Implications for Future Policy

The implications of the Fraser Institute’s findings are profound for the current American political debate. If the U.S. tax code is already the most progressive in the developed world, then calls for further increases in top marginal tax rates should be evaluated with extreme caution.

Economic research, including the analysis of the "Laffer Curve," suggests that there are diminishing returns to increasing marginal tax rates. Excessive rates often lead to capital flight, increased tax avoidance, and a deceleration in economic growth. If the system is already highly progressive, the marginal utility of raising rates further may be outweighed by the resulting economic drag.

Furthermore, the data suggests that U.S. policymakers should pivot from the rhetoric of "tax fairness" to the reality of structural design. If the goal is to further protect low-income households, the most effective path might not be increasing the top marginal rate, but rather strengthening existing refundable credits or broadening the base to allow for lower rates across the board.

The Bottom Line

The Fraser Institute’s index provides a necessary, data-driven corrective to the narrative that the U.S. tax code is a bastion of inequality. While the study is not without its limitations—particularly regarding the treatment of tax credits and international reporting discrepancies—it offers a robust framework for comparing tax structures across the OECD.

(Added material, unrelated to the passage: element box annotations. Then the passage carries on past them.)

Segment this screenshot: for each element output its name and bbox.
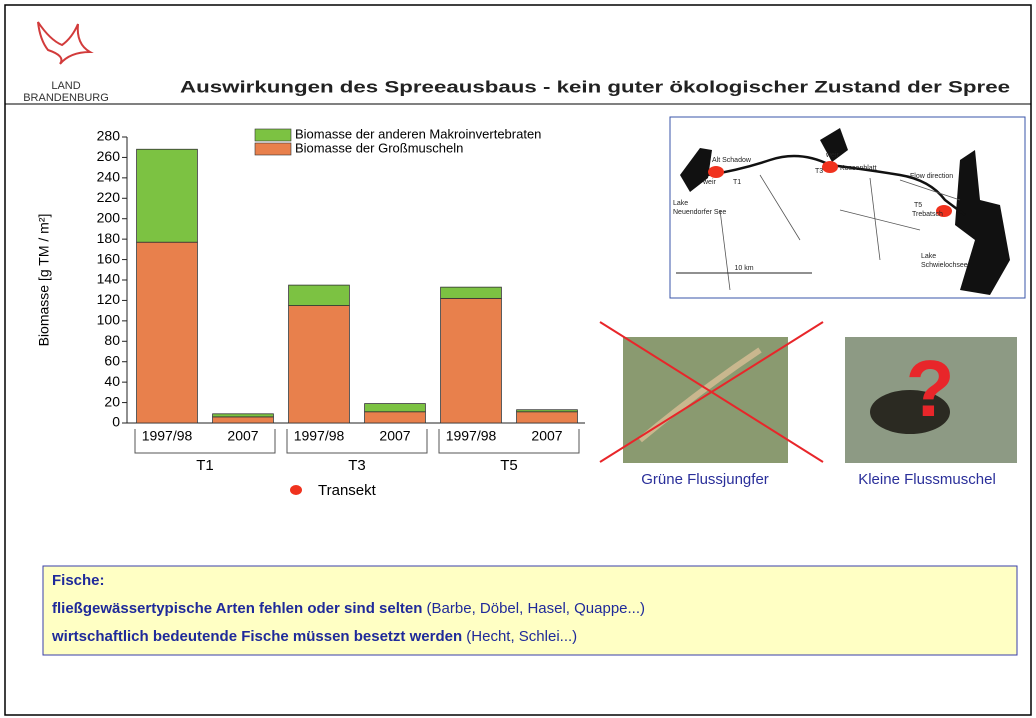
map-label: Kossenblatt <box>840 165 877 172</box>
y-tick-label: 60 <box>104 352 120 368</box>
map-label: Flow direction <box>910 173 953 180</box>
lake <box>955 150 1010 295</box>
x-tick-label: 1997/98 <box>446 428 497 444</box>
question-mark: ? <box>906 344 955 433</box>
logo-text: LAND <box>51 80 80 92</box>
y-tick-label: 20 <box>104 393 120 409</box>
box-text: wirtschaftlich bedeutende Fische müssen … <box>51 628 462 645</box>
bar-segment <box>136 241 198 424</box>
map-label: Neuendorfer See <box>673 209 726 216</box>
y-tick-label: 0 <box>112 414 120 430</box>
bar-segment <box>440 286 502 299</box>
map-label: 10 km <box>734 265 753 272</box>
logo-text: BRANDENBURG <box>23 92 109 104</box>
x-tick-label: 2007 <box>379 428 410 444</box>
box-text: (Barbe, Döbel, Hasel, Quappe...) <box>422 600 645 617</box>
map-label: Trebatsch <box>912 211 943 218</box>
bar-segment <box>516 409 578 413</box>
bar-segment <box>516 411 578 424</box>
y-tick-label: 40 <box>104 373 120 389</box>
map-label: Lake <box>921 253 936 260</box>
legend-swatch <box>254 128 292 142</box>
logo <box>37 21 94 65</box>
photo-caption: Grüne Flussjungfer <box>641 471 769 488</box>
bar-segment <box>288 284 350 306</box>
map: Alt Schadow weir T1 weir T3 Kossenblatt … <box>669 116 1026 299</box>
map-label: Alt Schadow <box>712 157 752 164</box>
bar-segment <box>288 305 350 424</box>
group-label: T1 <box>196 457 214 474</box>
map-label: T1 <box>733 179 741 186</box>
photo-detail <box>870 390 950 434</box>
transect-marker <box>822 161 838 173</box>
y-tick-label: 260 <box>97 148 121 164</box>
bar-segment <box>364 411 426 424</box>
legend-marker <box>290 485 302 495</box>
bar-segment <box>364 403 426 413</box>
y-tick-label: 100 <box>97 312 121 328</box>
box-text: fließgewässertypische Arten fehlen oder … <box>52 600 422 617</box>
y-tick-label: 280 <box>97 128 121 144</box>
y-axis-label: Biomasse [g TM / m²] <box>36 214 52 347</box>
slide-title: Auswirkungen des Spreeausbaus - kein gut… <box>180 77 1010 96</box>
group-label: T5 <box>500 457 518 474</box>
legend-label: Biomasse der Großmuscheln <box>295 140 463 155</box>
y-tick-label: 80 <box>104 332 120 348</box>
box-text: (Hecht, Schlei...) <box>462 628 577 645</box>
bar-segment <box>212 416 274 424</box>
stream <box>719 174 961 291</box>
group-label: T3 <box>348 457 366 474</box>
group-bracket <box>438 429 580 454</box>
y-tick-label: 220 <box>97 189 121 205</box>
box-line: fließgewässertypische Arten fehlen oder … <box>52 600 645 617</box>
x-tick-label: 1997/98 <box>294 428 345 444</box>
y-tick-label: 200 <box>97 209 121 225</box>
map-label: Schwielochsee <box>921 262 968 269</box>
legend-label: Biomasse der anderen Makroinvertebraten <box>295 126 541 141</box>
legend-label: Transekt <box>318 482 377 499</box>
box-line: wirtschaftlich bedeutende Fische müssen … <box>51 628 577 645</box>
photo <box>623 337 788 463</box>
x-tick-label: 1997/98 <box>142 428 193 444</box>
map-label: weir <box>825 152 840 159</box>
lake <box>820 128 848 162</box>
lake <box>680 148 712 192</box>
transect-marker <box>708 166 724 178</box>
y-tick-label: 140 <box>97 271 121 287</box>
photo-caption: Kleine Flussmuschel <box>858 471 996 488</box>
chart: 0 20 40 60 80 100 120 140 160 180 200 220 240 260 280 B… <box>36 126 585 499</box>
y-tick-label: 240 <box>97 169 121 185</box>
x-tick-label: 2007 <box>531 428 562 444</box>
map-label: T5 <box>914 202 922 209</box>
transect-marker <box>936 205 952 217</box>
y-tick-label: 180 <box>97 230 121 246</box>
info-box <box>42 565 1018 656</box>
bar-segment <box>136 148 198 243</box>
map-label: T3 <box>815 168 823 175</box>
y-tick-label: 160 <box>97 250 121 266</box>
group-bracket <box>134 429 276 454</box>
map-label: Lake <box>673 200 688 207</box>
group-bracket <box>286 429 428 454</box>
map-label: weir <box>702 179 717 186</box>
cross-line <box>599 321 824 463</box>
bar-segment <box>440 297 502 424</box>
box-heading: Fische: <box>52 572 105 589</box>
bar-segment <box>212 413 274 418</box>
legend-swatch <box>254 142 292 156</box>
y-tick-label: 120 <box>97 291 121 307</box>
x-tick-label: 2007 <box>227 428 258 444</box>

For taxpayers, policymakers, and researchers, the lesson is clear: the U.S. tax system is significantly more progressive than the global average. As the nation faces future fiscal challenges and debates over tax reform, understanding this international context is essential. Policymakers should focus on the evidence, recognizing that the U.S. already possesses a highly progressive engine, and that further adjustments should be made with a keen eye toward both efficiency and the potential for unintended economic consequences. The "fairness" of the code is not merely a matter of tax rates, but a sophisticated balance of revenue sources that the U.S. has arguably managed more aggressively than any of its peers.